Controlled synthesis of the antiperovskite oxide superconductor Sr3−xSnO

Abstract

A large variety of perovskite oxide superconductors are known, including some of the most prominent high-temperature and unconventional superconductors. However, superconductivity among the oxidation state inverted material class, the antiperovskite oxides, was recently reported for the first time. In this superconductor, Sr3−xSnO, the unconventional ionic state Sn4− is realized and possible unconventional superconductivity due to a band inversion has been discussed. Here, we discuss an improved facile synthesis method, making it possible to control the strontium deficiency in Sr3−xSnO. Additionally, a synthesis method above the melting point of Sr3SnO is presented. We show temperature dependence of magnetization and electrical resistivity for superconducting strontium deficient Sr3−xSnO (Tc ∼ 5 K) and for Sr3SnO without a superconducting transition in alternating current susceptibility down to 0.15 K. Further, we reveal a significant effect of strontium raw material purity on the superconductivity and achieve substantially increased M/MMeissner (∼1) compared to the highest value reported so far.
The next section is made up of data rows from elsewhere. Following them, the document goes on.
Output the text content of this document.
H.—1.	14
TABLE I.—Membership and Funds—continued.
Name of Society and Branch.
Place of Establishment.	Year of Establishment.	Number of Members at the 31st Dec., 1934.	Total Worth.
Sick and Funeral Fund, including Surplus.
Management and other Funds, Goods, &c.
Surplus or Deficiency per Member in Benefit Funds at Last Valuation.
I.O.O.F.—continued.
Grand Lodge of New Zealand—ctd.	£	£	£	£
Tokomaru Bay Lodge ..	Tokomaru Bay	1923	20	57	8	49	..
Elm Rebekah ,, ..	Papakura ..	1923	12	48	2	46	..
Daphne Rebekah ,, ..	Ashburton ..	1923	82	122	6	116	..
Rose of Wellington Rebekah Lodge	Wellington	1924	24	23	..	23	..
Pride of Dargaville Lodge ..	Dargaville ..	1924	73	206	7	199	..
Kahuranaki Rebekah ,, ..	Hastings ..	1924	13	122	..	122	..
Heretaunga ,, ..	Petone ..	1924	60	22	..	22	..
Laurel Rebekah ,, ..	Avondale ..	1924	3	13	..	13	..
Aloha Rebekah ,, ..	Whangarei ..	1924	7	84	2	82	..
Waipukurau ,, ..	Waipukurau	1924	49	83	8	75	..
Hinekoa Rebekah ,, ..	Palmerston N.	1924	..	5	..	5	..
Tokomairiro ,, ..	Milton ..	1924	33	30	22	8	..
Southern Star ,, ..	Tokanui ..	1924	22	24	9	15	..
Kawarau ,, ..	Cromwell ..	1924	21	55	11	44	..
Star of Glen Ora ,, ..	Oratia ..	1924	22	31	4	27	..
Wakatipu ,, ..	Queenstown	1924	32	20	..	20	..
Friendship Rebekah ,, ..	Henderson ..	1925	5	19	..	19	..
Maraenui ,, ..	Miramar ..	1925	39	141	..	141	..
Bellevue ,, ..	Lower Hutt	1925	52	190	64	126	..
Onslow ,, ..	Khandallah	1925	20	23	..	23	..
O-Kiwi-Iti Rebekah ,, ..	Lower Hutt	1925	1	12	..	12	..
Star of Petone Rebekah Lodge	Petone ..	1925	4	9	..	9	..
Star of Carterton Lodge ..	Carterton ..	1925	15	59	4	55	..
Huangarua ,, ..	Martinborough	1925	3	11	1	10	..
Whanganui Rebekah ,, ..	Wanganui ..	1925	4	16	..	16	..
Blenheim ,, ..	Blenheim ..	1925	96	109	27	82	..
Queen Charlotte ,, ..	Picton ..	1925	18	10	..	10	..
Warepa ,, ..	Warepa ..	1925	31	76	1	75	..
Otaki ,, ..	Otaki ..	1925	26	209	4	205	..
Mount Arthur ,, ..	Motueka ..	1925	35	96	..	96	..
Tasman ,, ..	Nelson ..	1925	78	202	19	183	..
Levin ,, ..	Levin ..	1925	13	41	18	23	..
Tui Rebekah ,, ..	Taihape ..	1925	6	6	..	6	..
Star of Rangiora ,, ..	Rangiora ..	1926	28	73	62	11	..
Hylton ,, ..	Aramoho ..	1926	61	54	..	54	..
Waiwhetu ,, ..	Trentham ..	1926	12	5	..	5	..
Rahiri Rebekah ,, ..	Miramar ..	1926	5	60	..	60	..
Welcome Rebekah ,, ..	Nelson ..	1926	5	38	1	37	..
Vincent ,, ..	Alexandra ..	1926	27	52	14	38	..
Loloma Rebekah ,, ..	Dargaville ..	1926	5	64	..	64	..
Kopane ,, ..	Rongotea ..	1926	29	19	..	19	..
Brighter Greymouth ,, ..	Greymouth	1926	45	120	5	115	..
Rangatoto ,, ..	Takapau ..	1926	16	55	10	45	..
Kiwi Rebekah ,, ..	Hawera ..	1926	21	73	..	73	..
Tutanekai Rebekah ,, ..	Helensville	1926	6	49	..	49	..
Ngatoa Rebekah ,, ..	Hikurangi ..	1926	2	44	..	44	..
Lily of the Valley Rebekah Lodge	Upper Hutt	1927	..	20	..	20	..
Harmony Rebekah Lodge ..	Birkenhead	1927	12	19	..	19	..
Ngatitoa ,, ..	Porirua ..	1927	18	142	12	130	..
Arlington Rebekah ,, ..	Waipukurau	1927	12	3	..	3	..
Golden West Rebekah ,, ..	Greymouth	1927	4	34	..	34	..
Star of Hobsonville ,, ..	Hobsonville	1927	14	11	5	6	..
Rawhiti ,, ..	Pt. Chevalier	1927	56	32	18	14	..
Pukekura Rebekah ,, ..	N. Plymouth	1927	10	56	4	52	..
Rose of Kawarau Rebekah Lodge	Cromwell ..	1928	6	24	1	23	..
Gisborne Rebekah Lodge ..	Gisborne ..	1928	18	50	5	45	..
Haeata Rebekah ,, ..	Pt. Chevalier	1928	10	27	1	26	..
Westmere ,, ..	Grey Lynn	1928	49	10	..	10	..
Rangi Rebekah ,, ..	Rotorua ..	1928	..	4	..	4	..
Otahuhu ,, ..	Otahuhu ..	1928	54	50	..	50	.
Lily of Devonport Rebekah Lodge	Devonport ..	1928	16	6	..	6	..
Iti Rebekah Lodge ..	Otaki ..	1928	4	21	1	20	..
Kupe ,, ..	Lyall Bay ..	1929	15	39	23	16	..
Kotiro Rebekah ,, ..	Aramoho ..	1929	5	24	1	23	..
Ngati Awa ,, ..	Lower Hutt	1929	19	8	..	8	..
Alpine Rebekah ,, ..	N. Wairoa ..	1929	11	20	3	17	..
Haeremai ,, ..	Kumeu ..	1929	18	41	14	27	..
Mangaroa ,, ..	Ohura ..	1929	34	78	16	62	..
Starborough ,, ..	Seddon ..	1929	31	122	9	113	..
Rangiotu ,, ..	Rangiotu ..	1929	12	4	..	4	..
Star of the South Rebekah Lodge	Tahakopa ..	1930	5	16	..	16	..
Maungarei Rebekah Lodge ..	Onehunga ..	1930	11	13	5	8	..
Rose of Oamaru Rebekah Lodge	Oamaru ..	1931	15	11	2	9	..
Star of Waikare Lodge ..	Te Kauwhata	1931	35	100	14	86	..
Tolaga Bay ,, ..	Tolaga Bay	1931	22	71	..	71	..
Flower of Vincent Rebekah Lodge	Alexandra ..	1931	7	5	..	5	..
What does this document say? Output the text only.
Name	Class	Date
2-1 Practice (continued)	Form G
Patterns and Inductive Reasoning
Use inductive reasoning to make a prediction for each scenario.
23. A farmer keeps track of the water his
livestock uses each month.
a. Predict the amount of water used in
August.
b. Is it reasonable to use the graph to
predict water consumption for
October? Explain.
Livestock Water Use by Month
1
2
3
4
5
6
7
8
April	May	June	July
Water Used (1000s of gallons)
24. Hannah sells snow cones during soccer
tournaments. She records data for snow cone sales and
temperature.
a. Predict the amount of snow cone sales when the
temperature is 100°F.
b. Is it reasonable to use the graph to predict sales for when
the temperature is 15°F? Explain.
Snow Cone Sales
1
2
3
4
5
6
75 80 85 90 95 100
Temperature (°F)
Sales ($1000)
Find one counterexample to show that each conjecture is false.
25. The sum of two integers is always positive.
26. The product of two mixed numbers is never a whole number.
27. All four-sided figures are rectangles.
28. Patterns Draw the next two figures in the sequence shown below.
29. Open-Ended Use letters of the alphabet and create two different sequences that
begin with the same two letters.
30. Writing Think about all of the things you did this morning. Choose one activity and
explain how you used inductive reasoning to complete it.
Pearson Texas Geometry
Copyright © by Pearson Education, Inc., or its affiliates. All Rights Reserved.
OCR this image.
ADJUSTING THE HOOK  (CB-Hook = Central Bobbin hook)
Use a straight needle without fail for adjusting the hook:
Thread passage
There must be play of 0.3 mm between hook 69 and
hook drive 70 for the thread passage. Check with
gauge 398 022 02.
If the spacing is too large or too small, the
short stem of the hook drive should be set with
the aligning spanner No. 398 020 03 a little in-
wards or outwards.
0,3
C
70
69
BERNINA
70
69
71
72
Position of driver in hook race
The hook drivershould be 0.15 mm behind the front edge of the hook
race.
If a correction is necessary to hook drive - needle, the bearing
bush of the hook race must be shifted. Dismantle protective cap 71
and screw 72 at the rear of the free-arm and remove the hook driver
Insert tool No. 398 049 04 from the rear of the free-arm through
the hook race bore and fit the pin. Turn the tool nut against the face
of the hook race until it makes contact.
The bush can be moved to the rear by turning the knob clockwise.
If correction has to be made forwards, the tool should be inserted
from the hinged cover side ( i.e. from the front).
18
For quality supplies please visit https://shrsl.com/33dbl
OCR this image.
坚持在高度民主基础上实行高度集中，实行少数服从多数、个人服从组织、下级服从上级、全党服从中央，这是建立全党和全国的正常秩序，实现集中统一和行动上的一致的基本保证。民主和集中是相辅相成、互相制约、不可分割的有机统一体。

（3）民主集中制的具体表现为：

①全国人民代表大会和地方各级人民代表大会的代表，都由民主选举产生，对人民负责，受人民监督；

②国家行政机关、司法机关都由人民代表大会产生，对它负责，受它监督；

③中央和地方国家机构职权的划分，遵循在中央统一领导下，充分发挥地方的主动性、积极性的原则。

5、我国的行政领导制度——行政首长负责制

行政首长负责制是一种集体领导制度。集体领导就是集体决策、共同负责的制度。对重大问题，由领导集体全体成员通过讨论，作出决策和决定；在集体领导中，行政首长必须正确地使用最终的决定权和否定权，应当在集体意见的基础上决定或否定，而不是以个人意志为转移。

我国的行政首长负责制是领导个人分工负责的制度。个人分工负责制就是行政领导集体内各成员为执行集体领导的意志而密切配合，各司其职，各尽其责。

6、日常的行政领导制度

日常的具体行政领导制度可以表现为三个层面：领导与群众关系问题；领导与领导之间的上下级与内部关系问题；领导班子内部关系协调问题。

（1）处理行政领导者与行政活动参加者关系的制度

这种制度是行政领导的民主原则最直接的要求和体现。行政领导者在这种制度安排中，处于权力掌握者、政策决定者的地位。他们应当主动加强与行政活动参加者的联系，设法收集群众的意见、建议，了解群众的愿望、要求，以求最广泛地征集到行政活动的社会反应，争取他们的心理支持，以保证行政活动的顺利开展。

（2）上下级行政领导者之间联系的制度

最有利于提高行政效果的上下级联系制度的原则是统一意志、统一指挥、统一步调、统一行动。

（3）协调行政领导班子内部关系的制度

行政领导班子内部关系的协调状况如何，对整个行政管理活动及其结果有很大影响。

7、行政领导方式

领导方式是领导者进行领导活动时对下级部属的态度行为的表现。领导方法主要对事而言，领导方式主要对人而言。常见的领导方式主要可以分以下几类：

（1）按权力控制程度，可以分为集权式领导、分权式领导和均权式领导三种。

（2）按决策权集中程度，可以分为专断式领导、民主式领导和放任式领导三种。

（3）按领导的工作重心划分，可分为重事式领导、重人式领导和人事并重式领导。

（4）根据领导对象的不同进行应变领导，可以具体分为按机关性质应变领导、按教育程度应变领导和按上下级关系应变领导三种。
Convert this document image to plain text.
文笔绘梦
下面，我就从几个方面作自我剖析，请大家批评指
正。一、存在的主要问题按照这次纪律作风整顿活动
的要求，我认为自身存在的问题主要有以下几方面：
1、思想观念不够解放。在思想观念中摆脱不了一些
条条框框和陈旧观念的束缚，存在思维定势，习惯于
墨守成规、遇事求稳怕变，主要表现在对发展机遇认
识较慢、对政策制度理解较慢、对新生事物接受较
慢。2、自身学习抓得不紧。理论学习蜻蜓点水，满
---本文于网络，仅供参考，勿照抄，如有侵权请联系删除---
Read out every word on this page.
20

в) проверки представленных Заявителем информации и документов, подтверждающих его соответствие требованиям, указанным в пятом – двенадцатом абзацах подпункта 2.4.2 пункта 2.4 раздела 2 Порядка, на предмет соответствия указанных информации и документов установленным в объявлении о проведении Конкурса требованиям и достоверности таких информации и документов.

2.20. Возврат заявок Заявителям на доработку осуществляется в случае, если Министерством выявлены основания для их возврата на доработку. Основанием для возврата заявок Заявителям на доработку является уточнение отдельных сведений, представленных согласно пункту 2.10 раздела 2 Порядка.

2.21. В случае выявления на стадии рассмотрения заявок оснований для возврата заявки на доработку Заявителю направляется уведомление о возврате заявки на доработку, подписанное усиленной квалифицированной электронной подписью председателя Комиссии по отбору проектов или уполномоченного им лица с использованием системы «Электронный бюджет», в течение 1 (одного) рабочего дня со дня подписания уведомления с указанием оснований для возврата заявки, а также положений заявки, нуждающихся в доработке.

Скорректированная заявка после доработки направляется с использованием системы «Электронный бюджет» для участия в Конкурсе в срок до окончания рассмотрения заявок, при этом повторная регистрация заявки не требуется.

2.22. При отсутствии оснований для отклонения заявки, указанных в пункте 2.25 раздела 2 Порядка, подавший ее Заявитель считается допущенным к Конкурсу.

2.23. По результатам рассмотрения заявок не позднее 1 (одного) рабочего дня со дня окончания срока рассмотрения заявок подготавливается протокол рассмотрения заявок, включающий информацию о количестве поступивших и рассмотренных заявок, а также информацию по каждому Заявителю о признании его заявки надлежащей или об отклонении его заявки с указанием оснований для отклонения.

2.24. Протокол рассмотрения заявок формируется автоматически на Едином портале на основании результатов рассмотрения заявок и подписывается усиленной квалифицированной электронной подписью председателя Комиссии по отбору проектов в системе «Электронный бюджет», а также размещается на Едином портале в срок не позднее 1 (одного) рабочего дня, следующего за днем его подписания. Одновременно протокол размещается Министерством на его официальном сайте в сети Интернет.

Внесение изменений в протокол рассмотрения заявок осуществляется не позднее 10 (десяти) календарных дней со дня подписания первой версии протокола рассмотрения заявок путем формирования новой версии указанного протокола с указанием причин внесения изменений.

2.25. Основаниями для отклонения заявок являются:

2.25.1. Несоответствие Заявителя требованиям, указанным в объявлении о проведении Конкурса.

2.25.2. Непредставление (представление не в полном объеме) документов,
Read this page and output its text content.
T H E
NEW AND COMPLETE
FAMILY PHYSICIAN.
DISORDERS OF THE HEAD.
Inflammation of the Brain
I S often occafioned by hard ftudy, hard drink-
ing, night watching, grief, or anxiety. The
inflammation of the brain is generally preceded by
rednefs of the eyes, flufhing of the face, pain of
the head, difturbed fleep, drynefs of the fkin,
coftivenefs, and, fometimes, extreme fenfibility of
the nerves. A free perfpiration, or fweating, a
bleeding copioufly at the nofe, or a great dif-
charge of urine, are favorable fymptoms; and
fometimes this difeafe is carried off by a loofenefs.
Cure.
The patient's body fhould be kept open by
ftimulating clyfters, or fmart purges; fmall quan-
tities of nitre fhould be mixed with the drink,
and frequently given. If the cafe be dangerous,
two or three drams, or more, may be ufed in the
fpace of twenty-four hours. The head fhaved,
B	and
More detailed characterizations utilizing powder x-ray diffraction and energy-dispersive x-ray spectroscopy show that a minor cubic phase, previously suggested to be another Sr3−xSnO phase with a slightly larger lattice parameter, is SrO. The improved characterization and controlled synthesis reported herein enable detailed investigations on the superconducting nature and its dependency on the strontium deficiency in Sr3−xSnO.